Durham mindfulness event offers burnout relief for helping professionals
Abhaya Wellness will pair a free guided meditation with networking for Durham’s helpers, a 90-minute reset aimed at burnout and compassion fatigue.

Abhaya Wellness is pairing guided meditation with professional networking for Durham’s therapists, social workers, educators, HR professionals and healthcare providers in a free Meditate & Mingle session on Thursday, April 16, from 9:00 a.m. to 10:30 a.m. at 3710 University Drive in Durham’s 27707 ZIP code. The event is open to beginners and experienced meditators alike, and an optional networking period will follow the guided practice.
The format is built around a simple but telling idea: mindfulness does not have to be a solo habit. Abhaya Wellness says Meditate & Mingle is a recurring monthly gathering, with no commitment to attend every month, which gives helping professionals an easy on-ramp if they have struggled to keep a practice going between long shifts, emotional labor and packed schedules. For a field where self-care often gets treated as another item on the list, the combination of a guided sit and peer connection is the hook.

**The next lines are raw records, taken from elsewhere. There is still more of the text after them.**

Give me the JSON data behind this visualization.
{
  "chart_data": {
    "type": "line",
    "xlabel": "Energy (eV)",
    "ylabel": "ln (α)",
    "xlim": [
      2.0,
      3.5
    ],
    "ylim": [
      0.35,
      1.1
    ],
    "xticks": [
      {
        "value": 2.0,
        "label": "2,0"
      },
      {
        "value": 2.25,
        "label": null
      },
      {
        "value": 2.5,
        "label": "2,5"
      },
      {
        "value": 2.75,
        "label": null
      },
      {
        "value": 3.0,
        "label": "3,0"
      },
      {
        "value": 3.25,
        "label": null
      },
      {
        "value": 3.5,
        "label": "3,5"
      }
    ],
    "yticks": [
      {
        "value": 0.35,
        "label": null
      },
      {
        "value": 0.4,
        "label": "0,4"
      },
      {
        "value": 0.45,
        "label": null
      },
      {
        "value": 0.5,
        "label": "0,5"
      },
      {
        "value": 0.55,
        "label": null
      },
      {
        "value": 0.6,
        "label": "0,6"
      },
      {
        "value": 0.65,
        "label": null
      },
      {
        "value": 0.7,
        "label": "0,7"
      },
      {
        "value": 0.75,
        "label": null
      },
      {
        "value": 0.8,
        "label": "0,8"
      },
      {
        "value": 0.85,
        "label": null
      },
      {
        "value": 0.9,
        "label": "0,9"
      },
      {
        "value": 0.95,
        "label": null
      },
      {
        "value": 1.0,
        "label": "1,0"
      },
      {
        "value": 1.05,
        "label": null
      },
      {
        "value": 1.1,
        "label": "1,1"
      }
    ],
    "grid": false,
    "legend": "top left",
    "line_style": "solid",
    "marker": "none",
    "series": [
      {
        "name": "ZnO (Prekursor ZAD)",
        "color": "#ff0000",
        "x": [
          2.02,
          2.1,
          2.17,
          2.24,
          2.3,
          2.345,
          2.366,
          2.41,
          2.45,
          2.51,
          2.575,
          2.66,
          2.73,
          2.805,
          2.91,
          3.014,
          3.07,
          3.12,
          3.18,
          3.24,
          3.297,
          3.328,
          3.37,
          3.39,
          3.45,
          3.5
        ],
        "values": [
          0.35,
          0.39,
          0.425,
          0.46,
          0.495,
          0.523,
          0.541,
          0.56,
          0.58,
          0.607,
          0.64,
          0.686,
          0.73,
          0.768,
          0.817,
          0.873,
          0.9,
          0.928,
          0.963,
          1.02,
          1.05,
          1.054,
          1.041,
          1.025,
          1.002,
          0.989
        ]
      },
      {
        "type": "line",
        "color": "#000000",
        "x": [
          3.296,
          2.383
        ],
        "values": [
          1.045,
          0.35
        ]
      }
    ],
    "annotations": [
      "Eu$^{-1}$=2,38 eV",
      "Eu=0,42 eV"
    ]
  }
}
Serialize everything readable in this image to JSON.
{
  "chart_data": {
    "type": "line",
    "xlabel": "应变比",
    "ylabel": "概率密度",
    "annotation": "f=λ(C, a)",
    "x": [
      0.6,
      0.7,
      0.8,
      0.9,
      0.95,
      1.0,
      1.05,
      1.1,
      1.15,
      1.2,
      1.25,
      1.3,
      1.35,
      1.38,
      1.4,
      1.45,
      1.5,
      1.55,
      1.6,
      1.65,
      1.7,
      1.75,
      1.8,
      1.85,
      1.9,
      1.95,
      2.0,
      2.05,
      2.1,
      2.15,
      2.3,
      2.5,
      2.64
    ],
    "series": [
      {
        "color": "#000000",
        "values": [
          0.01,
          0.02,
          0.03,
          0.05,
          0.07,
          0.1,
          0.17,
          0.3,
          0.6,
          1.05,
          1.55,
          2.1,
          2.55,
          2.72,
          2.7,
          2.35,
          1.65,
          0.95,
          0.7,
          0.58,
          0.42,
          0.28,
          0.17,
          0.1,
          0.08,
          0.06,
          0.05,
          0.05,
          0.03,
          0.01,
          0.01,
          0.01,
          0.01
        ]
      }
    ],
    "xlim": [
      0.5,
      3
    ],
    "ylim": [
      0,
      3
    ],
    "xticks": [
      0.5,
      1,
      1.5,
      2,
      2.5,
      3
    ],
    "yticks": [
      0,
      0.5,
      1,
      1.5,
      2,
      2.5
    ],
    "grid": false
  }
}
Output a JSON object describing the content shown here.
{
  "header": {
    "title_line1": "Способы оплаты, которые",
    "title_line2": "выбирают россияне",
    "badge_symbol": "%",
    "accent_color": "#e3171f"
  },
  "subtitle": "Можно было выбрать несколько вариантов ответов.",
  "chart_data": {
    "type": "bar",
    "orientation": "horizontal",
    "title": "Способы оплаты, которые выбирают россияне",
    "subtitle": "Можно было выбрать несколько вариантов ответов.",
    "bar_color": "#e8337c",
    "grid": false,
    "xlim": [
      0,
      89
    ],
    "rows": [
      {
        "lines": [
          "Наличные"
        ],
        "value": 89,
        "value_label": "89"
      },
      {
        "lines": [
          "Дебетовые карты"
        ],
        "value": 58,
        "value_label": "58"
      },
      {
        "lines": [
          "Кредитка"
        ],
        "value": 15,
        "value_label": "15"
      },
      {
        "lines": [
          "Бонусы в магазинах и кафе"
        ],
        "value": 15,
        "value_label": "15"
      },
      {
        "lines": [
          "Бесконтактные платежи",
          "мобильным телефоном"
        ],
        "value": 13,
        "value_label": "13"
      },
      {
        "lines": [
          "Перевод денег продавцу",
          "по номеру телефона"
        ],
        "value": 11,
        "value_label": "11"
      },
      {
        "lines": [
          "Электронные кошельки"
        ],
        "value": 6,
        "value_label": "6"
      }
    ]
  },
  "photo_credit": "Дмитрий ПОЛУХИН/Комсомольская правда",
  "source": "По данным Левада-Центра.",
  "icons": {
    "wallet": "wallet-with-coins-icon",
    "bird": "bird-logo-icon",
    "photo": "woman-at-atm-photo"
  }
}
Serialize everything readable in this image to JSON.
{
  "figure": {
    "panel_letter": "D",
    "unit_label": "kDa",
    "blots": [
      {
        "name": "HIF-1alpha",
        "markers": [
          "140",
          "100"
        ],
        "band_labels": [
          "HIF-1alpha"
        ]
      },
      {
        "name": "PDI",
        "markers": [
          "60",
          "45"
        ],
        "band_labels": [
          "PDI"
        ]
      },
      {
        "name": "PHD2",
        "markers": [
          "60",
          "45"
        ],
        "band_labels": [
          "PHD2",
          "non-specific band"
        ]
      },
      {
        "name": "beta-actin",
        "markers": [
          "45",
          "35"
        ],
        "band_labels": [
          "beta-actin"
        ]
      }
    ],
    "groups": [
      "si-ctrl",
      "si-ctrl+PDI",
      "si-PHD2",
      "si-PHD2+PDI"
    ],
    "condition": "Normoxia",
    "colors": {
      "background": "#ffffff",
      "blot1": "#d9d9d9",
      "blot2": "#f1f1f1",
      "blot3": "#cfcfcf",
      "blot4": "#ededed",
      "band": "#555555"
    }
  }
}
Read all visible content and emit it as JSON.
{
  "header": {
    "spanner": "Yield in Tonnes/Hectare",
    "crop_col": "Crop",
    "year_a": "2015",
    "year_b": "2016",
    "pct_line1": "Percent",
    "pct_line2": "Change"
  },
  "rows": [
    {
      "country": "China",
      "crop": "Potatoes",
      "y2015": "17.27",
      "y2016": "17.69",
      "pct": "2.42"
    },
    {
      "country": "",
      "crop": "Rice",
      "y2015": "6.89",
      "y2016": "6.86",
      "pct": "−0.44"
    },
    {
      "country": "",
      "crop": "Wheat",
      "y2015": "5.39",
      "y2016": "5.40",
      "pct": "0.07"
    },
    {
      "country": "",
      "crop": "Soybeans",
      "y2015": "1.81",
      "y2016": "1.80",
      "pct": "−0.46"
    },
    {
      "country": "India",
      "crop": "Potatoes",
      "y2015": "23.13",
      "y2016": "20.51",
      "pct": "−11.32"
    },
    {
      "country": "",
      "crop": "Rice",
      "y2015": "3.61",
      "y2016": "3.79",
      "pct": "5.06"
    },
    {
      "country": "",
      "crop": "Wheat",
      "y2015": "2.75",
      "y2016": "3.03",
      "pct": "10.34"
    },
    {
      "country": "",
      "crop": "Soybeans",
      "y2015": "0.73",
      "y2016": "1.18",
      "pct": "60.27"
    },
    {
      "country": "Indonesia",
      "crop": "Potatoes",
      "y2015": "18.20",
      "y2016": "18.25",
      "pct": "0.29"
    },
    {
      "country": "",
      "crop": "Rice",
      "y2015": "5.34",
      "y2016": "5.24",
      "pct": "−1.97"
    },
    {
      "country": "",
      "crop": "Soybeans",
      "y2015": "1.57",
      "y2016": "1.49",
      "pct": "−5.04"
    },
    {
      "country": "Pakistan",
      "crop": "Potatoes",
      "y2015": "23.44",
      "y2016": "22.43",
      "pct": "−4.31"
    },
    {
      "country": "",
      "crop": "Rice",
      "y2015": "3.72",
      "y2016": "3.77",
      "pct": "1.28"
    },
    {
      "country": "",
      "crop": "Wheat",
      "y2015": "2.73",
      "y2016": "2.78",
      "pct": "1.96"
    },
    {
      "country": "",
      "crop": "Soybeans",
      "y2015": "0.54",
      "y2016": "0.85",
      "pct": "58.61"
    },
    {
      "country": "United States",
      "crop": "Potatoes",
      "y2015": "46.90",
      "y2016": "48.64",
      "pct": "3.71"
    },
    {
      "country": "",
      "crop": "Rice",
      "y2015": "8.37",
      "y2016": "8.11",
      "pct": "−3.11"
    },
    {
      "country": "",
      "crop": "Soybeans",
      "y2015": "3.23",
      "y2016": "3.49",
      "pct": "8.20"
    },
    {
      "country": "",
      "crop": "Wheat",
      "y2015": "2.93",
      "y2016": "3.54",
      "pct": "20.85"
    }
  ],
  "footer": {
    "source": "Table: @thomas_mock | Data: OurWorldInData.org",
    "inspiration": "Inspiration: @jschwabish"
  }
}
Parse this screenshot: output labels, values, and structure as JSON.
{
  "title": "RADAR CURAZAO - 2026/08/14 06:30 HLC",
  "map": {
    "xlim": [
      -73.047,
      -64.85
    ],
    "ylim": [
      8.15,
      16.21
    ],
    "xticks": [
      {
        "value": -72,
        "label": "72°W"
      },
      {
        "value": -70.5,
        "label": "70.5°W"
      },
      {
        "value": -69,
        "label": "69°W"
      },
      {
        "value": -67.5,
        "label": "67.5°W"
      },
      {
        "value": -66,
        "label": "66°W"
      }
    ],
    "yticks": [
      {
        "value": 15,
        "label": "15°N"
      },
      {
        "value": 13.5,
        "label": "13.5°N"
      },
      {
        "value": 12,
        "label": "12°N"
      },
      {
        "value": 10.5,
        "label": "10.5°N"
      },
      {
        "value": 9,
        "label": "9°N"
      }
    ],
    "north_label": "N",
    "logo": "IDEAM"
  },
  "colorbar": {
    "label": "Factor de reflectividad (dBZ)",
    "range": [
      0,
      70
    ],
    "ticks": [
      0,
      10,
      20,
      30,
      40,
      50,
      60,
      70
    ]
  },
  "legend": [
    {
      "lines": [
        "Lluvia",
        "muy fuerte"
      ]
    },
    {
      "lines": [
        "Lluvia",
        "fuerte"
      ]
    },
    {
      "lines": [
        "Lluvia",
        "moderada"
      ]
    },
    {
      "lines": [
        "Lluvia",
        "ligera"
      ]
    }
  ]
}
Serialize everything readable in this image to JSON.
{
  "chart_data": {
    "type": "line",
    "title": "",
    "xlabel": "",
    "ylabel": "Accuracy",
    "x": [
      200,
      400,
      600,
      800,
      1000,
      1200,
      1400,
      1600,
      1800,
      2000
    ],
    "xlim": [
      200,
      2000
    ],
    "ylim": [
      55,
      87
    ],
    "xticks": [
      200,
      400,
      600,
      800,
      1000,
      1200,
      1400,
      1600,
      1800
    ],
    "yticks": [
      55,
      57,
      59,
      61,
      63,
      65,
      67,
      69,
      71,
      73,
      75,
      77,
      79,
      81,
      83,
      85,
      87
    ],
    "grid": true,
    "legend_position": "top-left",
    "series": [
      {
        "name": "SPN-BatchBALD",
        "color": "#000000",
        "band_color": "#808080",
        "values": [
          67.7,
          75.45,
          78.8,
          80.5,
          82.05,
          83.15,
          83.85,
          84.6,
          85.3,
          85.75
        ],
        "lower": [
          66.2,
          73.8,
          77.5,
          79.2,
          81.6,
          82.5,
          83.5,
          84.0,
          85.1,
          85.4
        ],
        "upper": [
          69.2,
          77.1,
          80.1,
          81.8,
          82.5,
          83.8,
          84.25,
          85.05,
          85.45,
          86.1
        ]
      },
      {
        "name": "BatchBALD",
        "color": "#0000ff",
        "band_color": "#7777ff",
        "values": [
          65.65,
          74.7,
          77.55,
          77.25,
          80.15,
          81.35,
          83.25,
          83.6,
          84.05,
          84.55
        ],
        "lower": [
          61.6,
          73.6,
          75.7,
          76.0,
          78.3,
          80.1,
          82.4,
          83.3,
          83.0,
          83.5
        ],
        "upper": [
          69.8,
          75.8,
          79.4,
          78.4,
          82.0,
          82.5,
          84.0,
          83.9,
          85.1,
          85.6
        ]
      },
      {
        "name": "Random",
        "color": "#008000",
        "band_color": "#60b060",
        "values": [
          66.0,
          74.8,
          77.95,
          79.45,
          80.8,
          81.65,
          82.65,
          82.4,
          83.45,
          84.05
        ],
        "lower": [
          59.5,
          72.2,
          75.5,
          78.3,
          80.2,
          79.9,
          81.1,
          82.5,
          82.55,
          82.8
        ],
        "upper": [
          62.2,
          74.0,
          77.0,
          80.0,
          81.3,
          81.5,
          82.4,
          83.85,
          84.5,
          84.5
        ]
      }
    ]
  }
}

Matt O’Connor, the founder and owner/CEO of Abhaya Wellness, will lead the session. Abhaya says he has spent a decade in mental health, with a special emphasis on addiction treatment and recovery, and that he holds a master’s degree in Contemplative Psychotherapy from Naropa University. He is listed as an LCMHC, LCAS and CCS. That background fits a practice space that describes itself as a clinically owned and operated psychotherapy office in Durham focused on compassionate, evidence-based care.
The event’s appeal lands in a moment when burnout among helpers is impossible to ignore. The Centers for Disease Control and Prevention reported that 46% of health workers said they felt burned out often or very often in 2022, up from 32% in 2018. The American Psychological Association defines compassion fatigue as burnout and stress-related symptoms experienced by helping professionals who work with traumatized people over time, and says secondary traumatic stress can include anxiety, intrusive thoughts, hypervigilance, numbness or feeling like there is nothing left to give.
Mindfulness has been part of that conversation for decades, from Jon Kabat-Zinn’s launch of Mindfulness-Based Stress Reduction in 1979 to the current use of guided practice for stress relief, emotional regulation and sleep. In Durham, Abhaya Wellness is leaning into that tradition with a format that is as social as it is inward-facing, giving helpers a place to breathe, reset and meet others who understand the same load.